Para apoiar esse processo, empresas têm investido em múltiplas frentes: de canais anônimos de escuta e rodas de conversa a avaliações contínuas e grupos focais, passando também pela análise cruzada de dados de desempenho, rotatividade e clima. Essas práticas permitem identificar padrões de comportamento, mapear expectativas não atendidas e detectar sinais de insatisfação antes que se tornem problemas maiores. A combinação de diferentes instrumentos amplia a compreensão do que realmente afeta o dia a dia das equipes e oferece subsídios mais precisos para ações de melhoria.
Práticas de employee voice, no entanto, só geram resultado quando inseridas em uma cultura organizacional que valoriza a escuta e promove a confiança mútua nas relações. “Ambientes seguros são construídos nos detalhes: na forma como uma ideia é recebida, na atenção que se dá a uma sugestão, no retorno que se oferece depois da escuta. A base de tudo é o respeito”, ressalta Aere.
A escuta ativa dos colaboradores não substitui outras ferramentas de gestão, mas amplia o repertório de dados disponíveis, fortalece a cultura de confiança e melhora a conexão entre liderança e equipe.
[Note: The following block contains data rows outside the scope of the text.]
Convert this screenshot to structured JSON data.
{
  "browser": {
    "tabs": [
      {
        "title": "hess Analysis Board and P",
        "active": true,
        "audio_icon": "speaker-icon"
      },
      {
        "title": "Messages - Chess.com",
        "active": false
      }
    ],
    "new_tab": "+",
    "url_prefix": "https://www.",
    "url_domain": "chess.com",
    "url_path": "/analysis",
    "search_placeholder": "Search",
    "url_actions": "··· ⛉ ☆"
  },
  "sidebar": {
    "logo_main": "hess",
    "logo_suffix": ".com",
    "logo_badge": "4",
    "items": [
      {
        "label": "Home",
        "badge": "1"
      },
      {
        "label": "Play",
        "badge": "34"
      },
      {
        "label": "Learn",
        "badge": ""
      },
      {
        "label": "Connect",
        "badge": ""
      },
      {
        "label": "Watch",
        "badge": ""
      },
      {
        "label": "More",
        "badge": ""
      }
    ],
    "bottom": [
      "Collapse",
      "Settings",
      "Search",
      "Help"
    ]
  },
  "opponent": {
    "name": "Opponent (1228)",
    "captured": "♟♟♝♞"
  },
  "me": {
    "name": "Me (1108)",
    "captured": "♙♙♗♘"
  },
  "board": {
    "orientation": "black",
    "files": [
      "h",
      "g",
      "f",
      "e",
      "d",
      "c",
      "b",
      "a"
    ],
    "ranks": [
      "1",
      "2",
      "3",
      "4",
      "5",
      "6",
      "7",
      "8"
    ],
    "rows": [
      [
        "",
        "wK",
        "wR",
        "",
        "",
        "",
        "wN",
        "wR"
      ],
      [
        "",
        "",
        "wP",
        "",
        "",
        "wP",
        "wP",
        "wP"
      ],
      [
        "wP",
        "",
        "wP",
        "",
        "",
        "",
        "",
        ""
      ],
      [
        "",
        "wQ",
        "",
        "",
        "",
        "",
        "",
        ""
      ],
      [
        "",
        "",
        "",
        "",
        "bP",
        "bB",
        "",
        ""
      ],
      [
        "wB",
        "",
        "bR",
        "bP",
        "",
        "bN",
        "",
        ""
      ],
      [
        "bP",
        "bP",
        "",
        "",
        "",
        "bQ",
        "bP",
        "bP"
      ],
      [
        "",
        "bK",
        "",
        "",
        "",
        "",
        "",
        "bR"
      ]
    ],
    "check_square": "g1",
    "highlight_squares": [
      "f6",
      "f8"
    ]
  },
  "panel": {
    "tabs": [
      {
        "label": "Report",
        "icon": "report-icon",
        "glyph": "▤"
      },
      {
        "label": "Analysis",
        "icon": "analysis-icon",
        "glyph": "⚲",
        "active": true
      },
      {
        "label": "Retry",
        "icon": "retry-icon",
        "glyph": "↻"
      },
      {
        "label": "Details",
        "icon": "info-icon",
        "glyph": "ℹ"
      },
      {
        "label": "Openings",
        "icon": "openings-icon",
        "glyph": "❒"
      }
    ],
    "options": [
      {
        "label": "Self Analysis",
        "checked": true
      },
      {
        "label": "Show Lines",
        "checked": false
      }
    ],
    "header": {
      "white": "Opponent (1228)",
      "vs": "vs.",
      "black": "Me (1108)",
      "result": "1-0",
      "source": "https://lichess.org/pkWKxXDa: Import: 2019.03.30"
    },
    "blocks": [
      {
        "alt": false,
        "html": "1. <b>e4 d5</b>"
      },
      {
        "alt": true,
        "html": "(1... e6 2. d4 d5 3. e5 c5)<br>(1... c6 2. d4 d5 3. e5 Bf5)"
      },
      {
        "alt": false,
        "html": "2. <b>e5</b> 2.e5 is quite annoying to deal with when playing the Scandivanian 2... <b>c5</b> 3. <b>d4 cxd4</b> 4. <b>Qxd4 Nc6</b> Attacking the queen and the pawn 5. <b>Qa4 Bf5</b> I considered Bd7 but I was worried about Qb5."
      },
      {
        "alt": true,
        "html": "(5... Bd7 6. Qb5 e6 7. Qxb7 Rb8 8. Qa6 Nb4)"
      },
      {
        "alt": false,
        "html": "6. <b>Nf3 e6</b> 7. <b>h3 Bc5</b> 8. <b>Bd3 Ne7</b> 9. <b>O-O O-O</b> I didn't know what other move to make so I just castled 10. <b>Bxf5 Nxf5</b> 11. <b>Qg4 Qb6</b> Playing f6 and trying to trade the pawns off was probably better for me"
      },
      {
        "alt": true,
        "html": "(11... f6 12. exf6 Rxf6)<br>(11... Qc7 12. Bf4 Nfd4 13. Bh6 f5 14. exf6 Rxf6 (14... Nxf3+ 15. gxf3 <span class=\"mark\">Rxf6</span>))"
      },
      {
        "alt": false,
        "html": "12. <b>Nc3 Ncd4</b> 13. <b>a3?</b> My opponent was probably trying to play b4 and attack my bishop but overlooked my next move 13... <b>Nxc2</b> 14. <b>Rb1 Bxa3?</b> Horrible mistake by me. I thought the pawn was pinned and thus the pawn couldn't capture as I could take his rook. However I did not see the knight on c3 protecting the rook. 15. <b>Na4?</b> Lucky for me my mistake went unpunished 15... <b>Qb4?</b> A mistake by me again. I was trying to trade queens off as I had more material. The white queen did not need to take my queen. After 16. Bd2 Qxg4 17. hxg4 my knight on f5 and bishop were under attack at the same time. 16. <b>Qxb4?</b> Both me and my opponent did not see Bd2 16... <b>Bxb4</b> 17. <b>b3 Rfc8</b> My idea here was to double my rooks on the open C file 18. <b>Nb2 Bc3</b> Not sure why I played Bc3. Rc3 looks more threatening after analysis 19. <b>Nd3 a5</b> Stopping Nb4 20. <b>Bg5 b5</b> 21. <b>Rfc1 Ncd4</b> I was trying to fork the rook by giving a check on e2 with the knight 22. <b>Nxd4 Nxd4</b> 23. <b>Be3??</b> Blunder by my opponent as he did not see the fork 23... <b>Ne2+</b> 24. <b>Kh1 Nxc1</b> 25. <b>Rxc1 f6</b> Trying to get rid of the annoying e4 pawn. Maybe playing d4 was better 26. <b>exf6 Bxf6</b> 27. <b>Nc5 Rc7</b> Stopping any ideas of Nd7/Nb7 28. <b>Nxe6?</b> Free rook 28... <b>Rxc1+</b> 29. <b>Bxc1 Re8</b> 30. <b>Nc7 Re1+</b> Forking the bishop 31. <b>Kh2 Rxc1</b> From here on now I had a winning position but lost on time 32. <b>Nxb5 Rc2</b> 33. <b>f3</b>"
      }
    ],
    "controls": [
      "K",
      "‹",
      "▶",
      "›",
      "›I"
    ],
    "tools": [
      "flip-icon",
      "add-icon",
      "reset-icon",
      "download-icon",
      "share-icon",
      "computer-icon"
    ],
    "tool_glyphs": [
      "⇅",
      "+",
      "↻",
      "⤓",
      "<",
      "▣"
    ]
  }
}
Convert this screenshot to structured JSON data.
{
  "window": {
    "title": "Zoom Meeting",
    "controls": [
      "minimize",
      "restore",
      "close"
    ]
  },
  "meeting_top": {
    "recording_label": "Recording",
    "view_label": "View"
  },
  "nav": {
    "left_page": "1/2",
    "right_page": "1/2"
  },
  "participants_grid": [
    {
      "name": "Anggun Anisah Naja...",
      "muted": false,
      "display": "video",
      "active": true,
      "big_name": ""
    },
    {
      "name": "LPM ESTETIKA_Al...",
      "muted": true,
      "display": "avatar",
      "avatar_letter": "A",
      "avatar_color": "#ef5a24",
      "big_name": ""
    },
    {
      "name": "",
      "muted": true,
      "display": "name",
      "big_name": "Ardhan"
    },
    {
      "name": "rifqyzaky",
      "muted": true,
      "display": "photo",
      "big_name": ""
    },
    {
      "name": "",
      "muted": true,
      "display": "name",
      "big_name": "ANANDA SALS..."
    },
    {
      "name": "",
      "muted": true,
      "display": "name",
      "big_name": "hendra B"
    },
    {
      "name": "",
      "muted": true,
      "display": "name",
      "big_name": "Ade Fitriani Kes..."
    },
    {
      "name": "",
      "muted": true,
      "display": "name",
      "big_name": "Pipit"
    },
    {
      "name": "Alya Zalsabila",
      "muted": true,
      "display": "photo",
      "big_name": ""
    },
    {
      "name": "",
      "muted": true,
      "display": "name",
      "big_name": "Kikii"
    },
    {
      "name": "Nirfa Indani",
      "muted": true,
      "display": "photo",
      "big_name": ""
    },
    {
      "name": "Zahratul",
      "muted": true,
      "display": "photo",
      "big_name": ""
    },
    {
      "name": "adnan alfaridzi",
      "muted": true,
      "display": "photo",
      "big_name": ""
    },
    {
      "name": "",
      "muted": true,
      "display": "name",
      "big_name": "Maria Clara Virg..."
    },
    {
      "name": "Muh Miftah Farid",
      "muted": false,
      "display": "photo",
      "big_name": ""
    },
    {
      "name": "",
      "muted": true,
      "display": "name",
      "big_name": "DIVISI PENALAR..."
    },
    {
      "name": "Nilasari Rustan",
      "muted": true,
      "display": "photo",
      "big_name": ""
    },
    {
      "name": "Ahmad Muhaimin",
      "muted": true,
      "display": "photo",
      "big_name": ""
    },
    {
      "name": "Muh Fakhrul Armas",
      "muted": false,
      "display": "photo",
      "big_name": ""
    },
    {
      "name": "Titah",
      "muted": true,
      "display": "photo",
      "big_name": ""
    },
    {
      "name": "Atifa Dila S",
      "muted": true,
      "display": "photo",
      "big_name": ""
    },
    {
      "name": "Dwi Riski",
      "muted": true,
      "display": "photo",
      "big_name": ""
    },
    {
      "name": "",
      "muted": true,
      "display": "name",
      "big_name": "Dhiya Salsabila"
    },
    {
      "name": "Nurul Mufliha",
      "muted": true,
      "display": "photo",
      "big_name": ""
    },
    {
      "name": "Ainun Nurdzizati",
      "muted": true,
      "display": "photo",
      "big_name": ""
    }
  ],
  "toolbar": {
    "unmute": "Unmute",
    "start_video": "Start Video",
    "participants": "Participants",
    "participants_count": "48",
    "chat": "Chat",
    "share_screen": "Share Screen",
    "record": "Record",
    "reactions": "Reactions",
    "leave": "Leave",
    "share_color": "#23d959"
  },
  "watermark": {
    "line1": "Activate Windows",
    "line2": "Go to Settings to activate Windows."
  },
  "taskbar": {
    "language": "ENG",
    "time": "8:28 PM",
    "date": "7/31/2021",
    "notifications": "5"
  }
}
Passo a passo da escuta ativa
Távira Magalhães destaca um passo a passo de ações voltadas para a efetividade da prática:
- estabelecer uma rotina estruturada de escuta e análise de viabilidade, com periodicidade definida e devolutivas mesmo nos casos em que as sugestões não forem aplicadas;
- treinar gestores para acolher, analisar e tratar os feedbacks com responsabilidade e abertura;
- definir responsáveis e prazos para encaminhamento de cada tipo de contribuição, garantindo que o colaborador saiba o destino de suas sugestões;
- priorizar os insights com maior impacto na experiência das equipes e nos resultados do negócio, transformando-os em planos de ação concretos;
- comunicar de forma transparente as decisões tomadas, reforçando o ciclo da escuta e a cultura de participação.